Tra Italia e Francia è alta tensione

ULTIMO AGGIORNAMENTO 14:30

L'Italia non è disposta a tenere un profilo basso dopo le dure accuse del presidente francese, Emmanuel Macron, nei confronti di Roma per aver chiuso i porti alla nave Aquarius che trasporta oltre 600 migranti. Nel corso di un'informativa al Senato, il ministro dell'Interno Matteo Salvini ha commentato: “Non abbiamo niente da imparare da nessuno in termini di solidarietà.
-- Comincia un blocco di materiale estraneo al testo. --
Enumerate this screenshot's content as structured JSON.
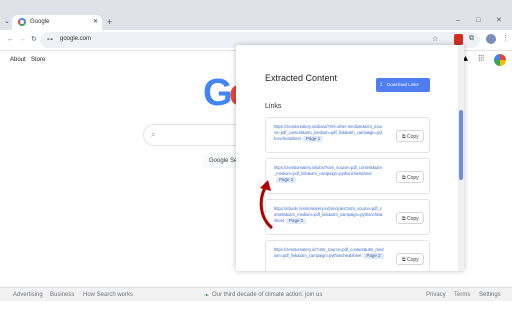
{
  "browser": {
    "tab_title": "Google",
    "new_tab": "+",
    "url": "google.com",
    "window_controls": [
      "–",
      "□",
      "✕"
    ]
  },
  "google": {
    "top_links": [
      "About",
      "Store"
    ],
    "logo_letters": [
      "G",
      "o"
    ],
    "search_button": "Google Search",
    "footer": {
      "left": [
        "Advertising",
        "Business",
        "How Search works"
      ],
      "center": "Our third decade of climate action: join us",
      "right": [
        "Privacy",
        "Terms",
        "Settings"
      ]
    }
  },
  "popup": {
    "title": "Extracted Content",
    "download_label": "Download Links",
    "links_heading": "Links",
    "copy_label": "Copy",
    "links": [
      {
        "url": "https://zenstoreatery.io/about/?ref=other-medium&utm_source=pdf_content&utm_medium=pdf_link&utm_campaign=pythoncheatsheet",
        "page": "Page 1"
      },
      {
        "url": "https://zenstoreatery.io/jobs/?utm_source=pdf_content&utm_medium=pdf_link&utm_campaign=pythoncheatsheet",
        "page": "Page 2"
      },
      {
        "url": "https://ebook.zenstoreatery.io/principles?utm_source=pdf_content&utm_medium=pdf_link&utm_campaign=pythoncheatsheet",
        "page": "Page 2"
      },
      {
        "url": "https://zenstoreatery.io/?utm_source=pdf_content&utm_medium=pdf_link&utm_campaign=pythoncheatsheet",
        "page": "Page 2"
      }
    ]
  },
  "colors": {
    "google_blue": "#4285f4",
    "google_red": "#ea4335",
    "accent": "#4e7ef1",
    "arrow": "#b00000"
  }
}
La nostra storia non merita di essere apostrofata in questi termini da esponenti del Governo francese che spero diano scuse”. Salvini ha ricordato poi che l'impegno di Parigi riguardava “9.816 migranti ma invece ne ha accolti circa 600. Quindi chiedo al presidente Macron di accogliere domani gli altri 9mila, come gesto di generosità“. A proposito di scuse, il segretario della Lega ha aggiunto: “Senza scuse ufficiali Conte fa bene a non andare a Parigi”. Il ministro Salvini ci ha tenuto poi a sottolineare che “sul fronte Nord Africa, paghiamo tutti l'instabilità portata proprio dai francesi in Libia e a sud della Libia. L'Italia oggi è tornata centrale e ha risvegliato l'Europa”.
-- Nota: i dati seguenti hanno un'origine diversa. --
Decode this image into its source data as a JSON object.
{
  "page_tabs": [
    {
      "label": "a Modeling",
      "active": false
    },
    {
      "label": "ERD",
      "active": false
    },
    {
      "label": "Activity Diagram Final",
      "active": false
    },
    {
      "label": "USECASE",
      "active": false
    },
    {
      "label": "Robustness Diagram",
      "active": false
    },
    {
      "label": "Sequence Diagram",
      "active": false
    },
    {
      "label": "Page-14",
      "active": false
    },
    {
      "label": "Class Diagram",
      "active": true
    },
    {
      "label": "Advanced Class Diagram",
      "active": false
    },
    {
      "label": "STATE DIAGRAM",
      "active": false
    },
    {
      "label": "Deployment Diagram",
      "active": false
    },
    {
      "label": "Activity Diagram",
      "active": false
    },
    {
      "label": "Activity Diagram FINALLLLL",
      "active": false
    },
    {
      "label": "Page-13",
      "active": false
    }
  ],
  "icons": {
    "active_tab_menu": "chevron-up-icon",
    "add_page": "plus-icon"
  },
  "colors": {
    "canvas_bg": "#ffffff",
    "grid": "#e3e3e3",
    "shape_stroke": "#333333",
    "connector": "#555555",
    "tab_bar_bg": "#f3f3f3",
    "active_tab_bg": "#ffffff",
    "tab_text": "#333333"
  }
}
Convocato l'ambasciatore francese

Sulla stessa linea il premier italiano. La crisi, infatti, avrebbe portato il presidente del Consiglio Giuseppe Conte a valutare anche l’annullamento dell’incontro bilaterale con Macron previsto per venerdì prossimo. Ma per ora il vertice di Parigi è stato confermato. Gli echi si fanno sentire anche al Ministero degli Esteri. “A seguito delle dichiarazioni rilasciate ieri a Parigi sulla vicenda Aquarius, il ministro degli Esteri e della Cooperazione internazionale, Enzo Moavero Milanesi, ha convocato questa mattina alla Farnesina l'ambasciatore di Francia in Italia”, fa sapere l'ufficio stampa della Farnesina. Il ministro degli Esteri italiano comprende che “anche uno Stato amico e alleato possa dissentire dalle posizioni di un altro Stato, ma tale dissenso dovrebbe essere espresso in forme e modi coerenti con tale rapporto di amicizia, in particolare tenendo a mente che anche in tempi recenti l’Italia non ha fatto mancare alla Francia il proprio aiuto per fornire la necessaria assistenza a persone migranti”. Per il ministro ora “la situazione va sanata”.
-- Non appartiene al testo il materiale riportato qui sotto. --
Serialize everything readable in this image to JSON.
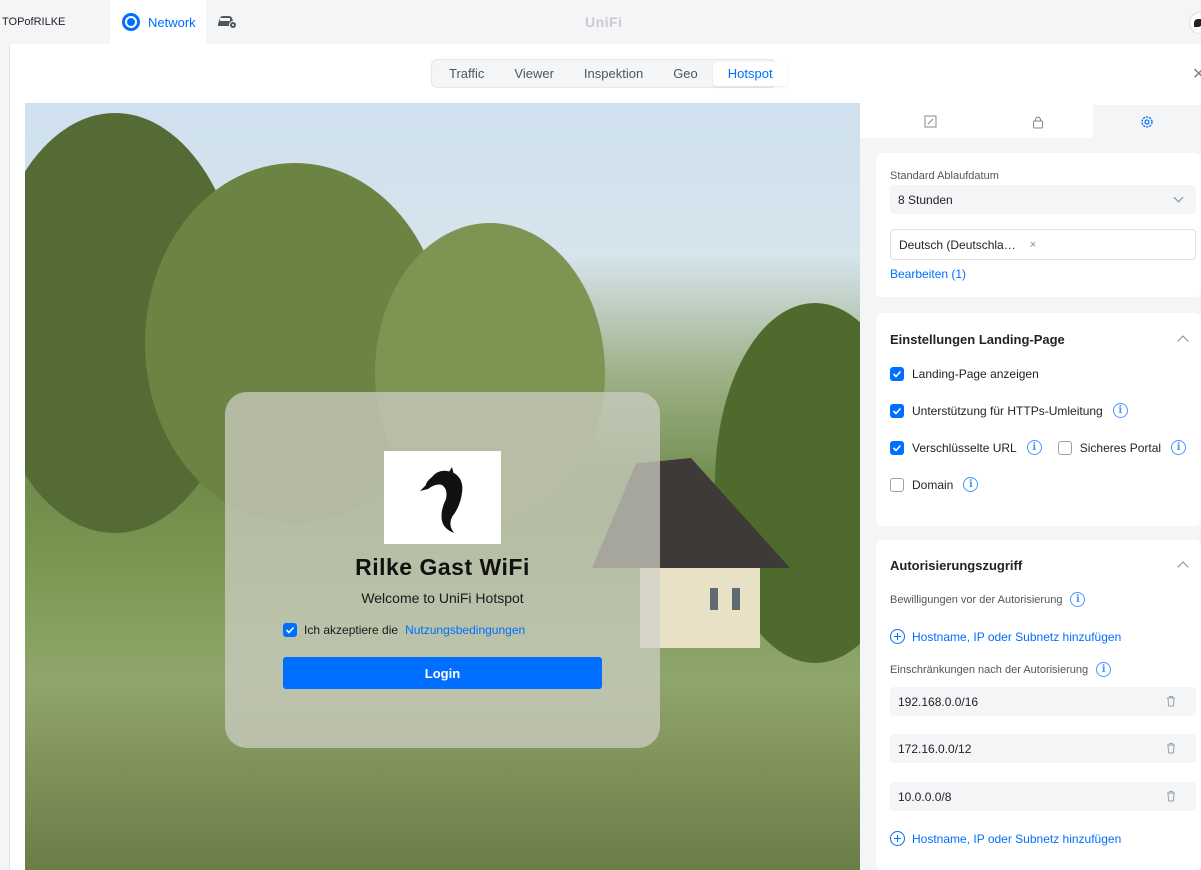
{
  "topbar": {
    "site_name": "TOPofRILKE",
    "network_tab": "Network",
    "brand": "UniFi"
  },
  "tabs": [
    "Traffic",
    "Viewer",
    "Inspektion",
    "Geo",
    "Hotspot"
  ],
  "active_tab": "Hotspot",
  "preview": {
    "title": "Rilke Gast WiFi",
    "subtitle": "Welcome to UniFi Hotspot",
    "terms_prefix": "Ich akzeptiere die",
    "terms_link": "Nutzungsbedingungen",
    "terms_checked": true,
    "login_label": "Login"
  },
  "panel": {
    "tab_icons": [
      "edit-icon",
      "lock-icon",
      "gear-icon"
    ],
    "general": {
      "expiry_label": "Standard Ablaufdatum",
      "expiry_value": "8 Stunden",
      "language_tag": "Deutsch (Deutschla…",
      "tag_remove": "×",
      "edit_link": "Bearbeiten (1)"
    },
    "landing": {
      "title": "Einstellungen Landing-Page",
      "show_landing": "Landing-Page anzeigen",
      "https_redirect": "Unterstützung für HTTPs-Umleitung",
      "encrypted_url": "Verschlüsselte URL",
      "secure_portal": "Sicheres Portal",
      "domain": "Domain",
      "info_glyph": "i"
    },
    "auth": {
      "title": "Autorisierungszugriff",
      "pre_auth_label": "Bewilligungen vor der Autorisierung",
      "add_host_1": "Hostname, IP oder Subnetz hinzufügen",
      "post_auth_label": "Einschränkungen nach der Autorisierung",
      "restrictions": [
        "192.168.0.0/16",
        "172.16.0.0/12",
        "10.0.0.0/8"
      ],
      "add_host_2": "Hostname, IP oder Subnetz hinzufügen"
    }
  },
  "colors": {
    "accent": "#006fff",
    "page_bg": "#f4f5f6"
  }
}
Tria annulla visita a Parigi

Gli effetti della crisi si fanno sentire, insomma. Ne dà dimostrazione anche l'annullamento dell'incontro tra il ministro dell'Economia, Giovanni Tria, e il suo omologo francese Bruno Le Maire, in programma oggi a Parigi. Ma la questione irrompe anche a livello locale. I consiglieri regionali lombardi della Lega Gianmarco Senna e Massimiliano Bastoni, invitati dal Consolato francese a Milano a una cena questa sera con l'ambasciatore di Francia Christian Masset, hanno deciso di declinare l'invito, “a seguito – spiegano – degli insulti gratuiti e intrisi di ipocrisia indirizzati al Governo italiano da numerosi esponenti politici transalpini, fra cui il premier Macron”. “Evidentemente – aggiungono – qualcuno Oltralpe si è reso conto che al Governo dell'Italia non ci sono più i soliti burattini, ma persone che vogliono difendere i confini dello Stato, facendo una volta tanto gli intessi degli italiani. In Francia se ne facciano una ragione, la musica qui è cambiata davvero. Per le cene ci sarà tempo quando i francesi avranno un atteggiamento meno ipocrita e più collaborativo”.